La Banque centrale européenne (BCE) a franchi une nouvelle étape. Elle vient de dévoiler la liste des 36 prestataires de paiement retenus pour participer au pilote de l’euro numérique, sélectionnés parmi plus de 50 candidatures venues de toute la zone euro. Parmi les entreprises choisies figurent plusieurs poids lourds du secteur bancaire, à l’image de Deutsche Bank et UniCredit. Mais des acteurs plus récents de la fintech ont également été retenus, comme Revolut, Adyen ou encore Stripe.
Concrètement, ce pilote démarrera au second semestre 2027 et durera douze mois. Il associera la BCE et 19 des 21 banques centrales nationales de la zone euro, seules la Bulgarie et Malte n’y prendront pas part. L’objectif est de tester en conditions réelles le fonctionnement technique de cette future monnaie numérique.
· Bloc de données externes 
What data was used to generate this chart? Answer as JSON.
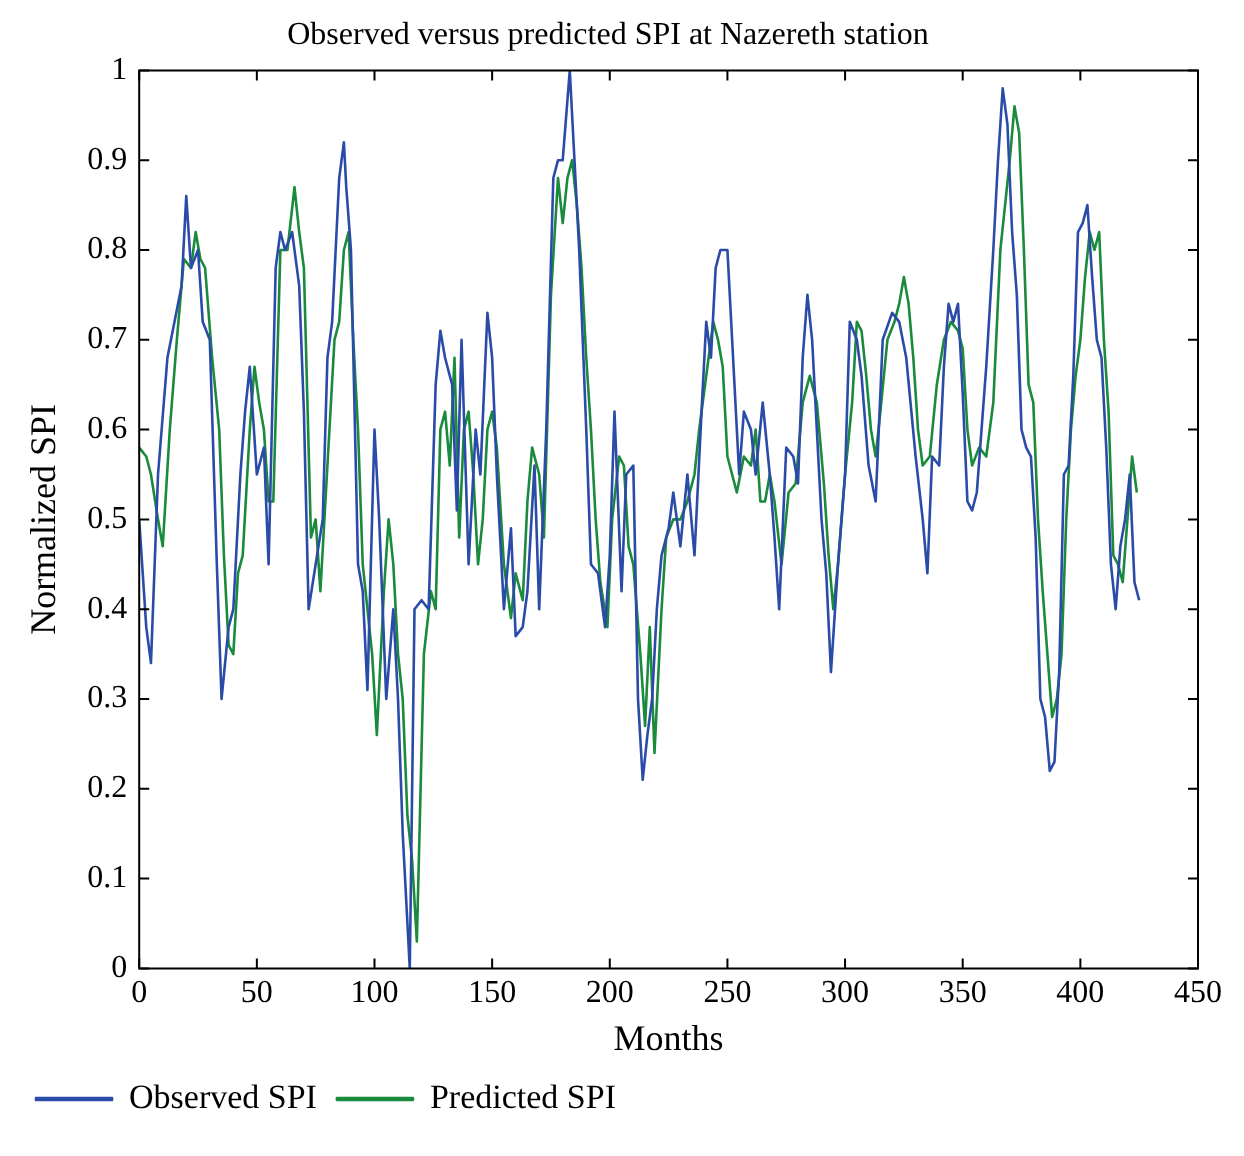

Des employés des banques centrales participantes pourront ainsi effectuer des paiements entre particuliers, mais aussi auprès de commerçants, en ligne comme hors ligne.
Ainsi, la version testée sera très proche de celle envisagée dans le projet final, à un détail près : elle n’aura pas de statut de cours légal.
Réduire la dépendance de l’Europe
Pour rappel, l’euro numérique sera une une monnaie émise directement par la BCE, et non par une banque commerciale comme c’est le cas aujourd’hui pour l’argent qui circule sur nos comptes. Une nuance qui change tout, puisqu’elle serait garantie directement par la banque centrale, au même titre que les billets et les pièces.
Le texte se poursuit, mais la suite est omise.